There are several reasons why some believe the introduction of central bank digital currency is a matter of urgency. Policy-makers should proceed with caution.
First, physical cash is disappearing. In Sweden, for example, cash in use has dropped to 1.2% of GDP. Other means of payment, including credit and debit cards, as well as electronic payment systems such as Swish, are flourishing. In China, cashless payments have skyrocketed to 800% of GDP, but cash use persists at 7% of GDP, according to the Bank for International Settlements.
Second, a robust payments instrument is needed. Privately issued means of payments – Visa and Mastercard in the West, mobile phones operated by Alipay and Wechatpay in China, and M-Pesa in Africa – work well. In order to integrate these instruments into monetary policy, central banks have subjected them to reserve requirements. They should become part of the financial system by integrating the real-time gross settlement system to ensure prime liquidity supply.
Third, a cross-border payments instrument is needed. While the present system through a declining network of correspondent accounts is in need of modernising, it is not clear how a CBDC should be designed to serve this purpose. The most probable solution is a wholesale CBDC managed through the banking system. A retail CBDC is unlikely to allow individuals to make cross-border transactions. This was the explicit aim of Libra, the digital currency being developed by Facebook, to enable people to interact directly across borders.
Another argument for introducing CBDC was to meet the challenges that Libra poses. A national CBDC would never be able to compete if Libra became available to 2.6bn Facebook users. Now that its launch has been postponed, central banks can assign less urgency to developing their own digital currencies.

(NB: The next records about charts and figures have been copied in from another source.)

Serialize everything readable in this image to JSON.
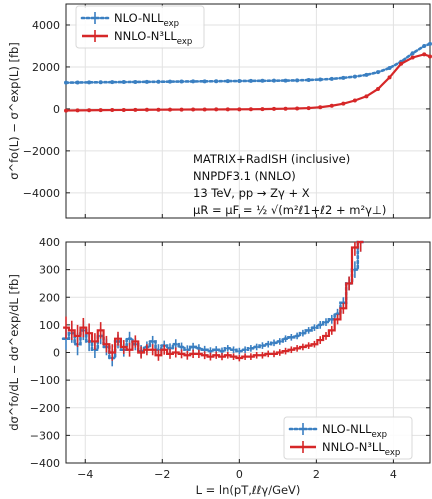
{
  "chart_data": [
    {
      "type": "line",
      "panel": "top",
      "ylabel": "σ^fo(L) − σ^exp(L) [fb]",
      "xlim": [
        -4.5,
        4.95
      ],
      "ylim": [
        -5200,
        5000
      ],
      "yticks": [
        -4000,
        -2000,
        0,
        2000,
        4000
      ],
      "ytick_labels": [
        "−4000",
        "−2000",
        "0",
        "2000",
        "4000"
      ],
      "grid": true,
      "legend": {
        "placement": "top-left",
        "entries": [
          {
            "label": "NLO-NLL",
            "sub": "exp"
          },
          {
            "label": "NNLO-N³LL",
            "sub": "exp"
          }
        ]
      },
      "annotations": [
        "MATRIX+RadISH (inclusive)",
        "NNPDF3.1 (NNLO)",
        "13 TeV, pp → Zγ + X",
        "μR = μF = ½ √(m²ℓ1+ℓ2 + m²γ⊥)"
      ],
      "series": [
        {
          "name": "NLO-NLL_exp",
          "color": "#3a7fc1",
          "style": "dotted",
          "x": [
            -4.5,
            -4.2,
            -3.9,
            -3.6,
            -3.3,
            -3.0,
            -2.7,
            -2.4,
            -2.1,
            -1.8,
            -1.5,
            -1.2,
            -0.9,
            -0.6,
            -0.3,
            0.0,
            0.3,
            0.6,
            0.9,
            1.2,
            1.5,
            1.8,
            2.1,
            2.4,
            2.7,
            3.0,
            3.3,
            3.6,
            3.9,
            4.2,
            4.5,
            4.8,
            4.95
          ],
          "y": [
            1250,
            1260,
            1265,
            1270,
            1275,
            1280,
            1285,
            1290,
            1295,
            1300,
            1305,
            1310,
            1315,
            1320,
            1325,
            1330,
            1335,
            1340,
            1345,
            1350,
            1360,
            1380,
            1400,
            1430,
            1480,
            1540,
            1620,
            1750,
            1950,
            2250,
            2650,
            3000,
            3100
          ]
        },
        {
          "name": "NNLO-N³LL_exp",
          "color": "#d62728",
          "style": "solid",
          "x": [
            -4.5,
            -4.2,
            -3.9,
            -3.6,
            -3.3,
            -3.0,
            -2.7,
            -2.4,
            -2.1,
            -1.8,
            -1.5,
            -1.2,
            -0.9,
            -0.6,
            -0.3,
            0.0,
            0.3,
            0.6,
            0.9,
            1.2,
            1.5,
            1.8,
            2.1,
            2.4,
            2.7,
            3.0,
            3.3,
            3.6,
            3.9,
            4.2,
            4.5,
            4.8,
            4.95
          ],
          "y": [
            -80,
            -70,
            -65,
            -60,
            -55,
            -50,
            -45,
            -40,
            -38,
            -35,
            -32,
            -30,
            -28,
            -25,
            -22,
            -20,
            -15,
            -10,
            0,
            10,
            20,
            40,
            80,
            150,
            250,
            400,
            600,
            950,
            1500,
            2150,
            2450,
            2600,
            2500
          ]
        }
      ]
    },
    {
      "type": "line",
      "panel": "bottom",
      "xlabel": "L = ln(pT,ℓℓγ/GeV)",
      "ylabel": "dσ^fo/dL − dσ^exp/dL [fb]",
      "xlim": [
        -4.5,
        4.95
      ],
      "ylim": [
        -400,
        400
      ],
      "xticks": [
        -4,
        -2,
        0,
        2,
        4
      ],
      "xtick_labels": [
        "−4",
        "−2",
        "0",
        "2",
        "4"
      ],
      "yticks": [
        -400,
        -300,
        -200,
        -100,
        0,
        100,
        200,
        300,
        400
      ],
      "ytick_labels": [
        "−400",
        "−300",
        "−200",
        "−100",
        "0",
        "100",
        "200",
        "300",
        "400"
      ],
      "grid": true,
      "legend": {
        "placement": "bottom-right",
        "entries": [
          {
            "label": "NLO-NLL",
            "sub": "exp"
          },
          {
            "label": "NNLO-N³LL",
            "sub": "exp"
          }
        ]
      },
      "series": [
        {
          "name": "NLO-NLL_exp",
          "color": "#3a7fc1",
          "style": "dotted-step",
          "x": [
            -4.5,
            -4.35,
            -4.2,
            -4.05,
            -3.9,
            -3.75,
            -3.6,
            -3.45,
            -3.3,
            -3.15,
            -3.0,
            -2.85,
            -2.7,
            -2.55,
            -2.4,
            -2.25,
            -2.1,
            -1.95,
            -1.8,
            -1.65,
            -1.5,
            -1.35,
            -1.2,
            -1.05,
            -0.9,
            -0.75,
            -0.6,
            -0.45,
            -0.3,
            -0.15,
            0.0,
            0.15,
            0.3,
            0.45,
            0.6,
            0.75,
            0.9,
            1.05,
            1.2,
            1.35,
            1.5,
            1.65,
            1.8,
            1.95,
            2.1,
            2.25,
            2.4,
            2.55,
            2.7,
            2.85,
            3.0,
            3.15
          ],
          "y": [
            50,
            70,
            30,
            80,
            40,
            10,
            60,
            20,
            -20,
            40,
            10,
            50,
            30,
            5,
            20,
            40,
            10,
            25,
            15,
            30,
            20,
            10,
            20,
            15,
            10,
            5,
            10,
            5,
            15,
            10,
            5,
            10,
            15,
            20,
            25,
            30,
            35,
            40,
            50,
            55,
            60,
            70,
            80,
            90,
            100,
            110,
            120,
            140,
            180,
            250,
            300,
            400
          ],
          "err": [
            40,
            35,
            40,
            35,
            35,
            30,
            30,
            30,
            30,
            25,
            25,
            25,
            22,
            22,
            20,
            20,
            20,
            18,
            18,
            18,
            16,
            16,
            15,
            15,
            14,
            14,
            13,
            13,
            12,
            12,
            12,
            12,
            12,
            12,
            12,
            12,
            12,
            12,
            12,
            12,
            12,
            12,
            12,
            12,
            14,
            14,
            16,
            18,
            20,
            25,
            30,
            35
          ]
        },
        {
          "name": "NNLO-N³LL_exp",
          "color": "#d62728",
          "style": "solid-step",
          "x": [
            -4.5,
            -4.35,
            -4.2,
            -4.05,
            -3.9,
            -3.75,
            -3.6,
            -3.45,
            -3.3,
            -3.15,
            -3.0,
            -2.85,
            -2.7,
            -2.55,
            -2.4,
            -2.25,
            -2.1,
            -1.95,
            -1.8,
            -1.65,
            -1.5,
            -1.35,
            -1.2,
            -1.05,
            -0.9,
            -0.75,
            -0.6,
            -0.45,
            -0.3,
            -0.15,
            0.0,
            0.15,
            0.3,
            0.45,
            0.6,
            0.75,
            0.9,
            1.05,
            1.2,
            1.35,
            1.5,
            1.65,
            1.8,
            1.95,
            2.1,
            2.25,
            2.4,
            2.55,
            2.7,
            2.85,
            3.0,
            3.15
          ],
          "y": [
            90,
            80,
            60,
            90,
            70,
            40,
            80,
            30,
            0,
            50,
            20,
            10,
            40,
            0,
            10,
            10,
            -10,
            10,
            -5,
            0,
            -5,
            -10,
            -5,
            -5,
            -10,
            -15,
            -10,
            -15,
            -10,
            -15,
            -20,
            -15,
            -15,
            -10,
            -10,
            -5,
            -5,
            0,
            5,
            10,
            15,
            20,
            25,
            30,
            45,
            60,
            80,
            120,
            160,
            250,
            380,
            400
          ],
          "err": [
            40,
            35,
            40,
            35,
            35,
            30,
            30,
            30,
            30,
            25,
            25,
            25,
            22,
            22,
            20,
            20,
            20,
            18,
            18,
            18,
            16,
            16,
            15,
            15,
            14,
            14,
            13,
            13,
            12,
            12,
            12,
            12,
            12,
            12,
            12,
            12,
            12,
            12,
            12,
            12,
            12,
            12,
            12,
            12,
            14,
            14,
            16,
            18,
            20,
            25,
            30,
            35
          ]
        }
      ]
    }
  ],
  "colors": {
    "nlo": "#3a7fc1",
    "nnlo": "#d62728"
  }
}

Introducing CBDC as store of value might undermine the functioning of the financial system by depriving the banks of deposits as a major source of funding. This is why major banks have been involved in many countries’ projects. A CBDC should be embedded in the whole financial system, rather than an add-on.
Central banks always act prudently. They avoid rushing into a solution with unforeseen consequences. They are learning from controlled experiments such as China’s Digital Currency Electronic Payment Centre in Shenzhen, and the introduction of CBDC in the Marshall Islands. China, which seems to have made the most progress on digital currency, is likely to take small steps towards issuance, such as paying government staff with CBDC within a single region rather than opting for a large-scale launch. Similarly, in the light of the Covid-19 pandemic, Western central banks could, as part of a pilot project, introduce CBDC as a more hygienic alternative to cash.
Herbert Poenisch is Senior Fellow at the Academy for Internet Finance, Zhejiang University and former Senior Economist at the Bank for International Settlements.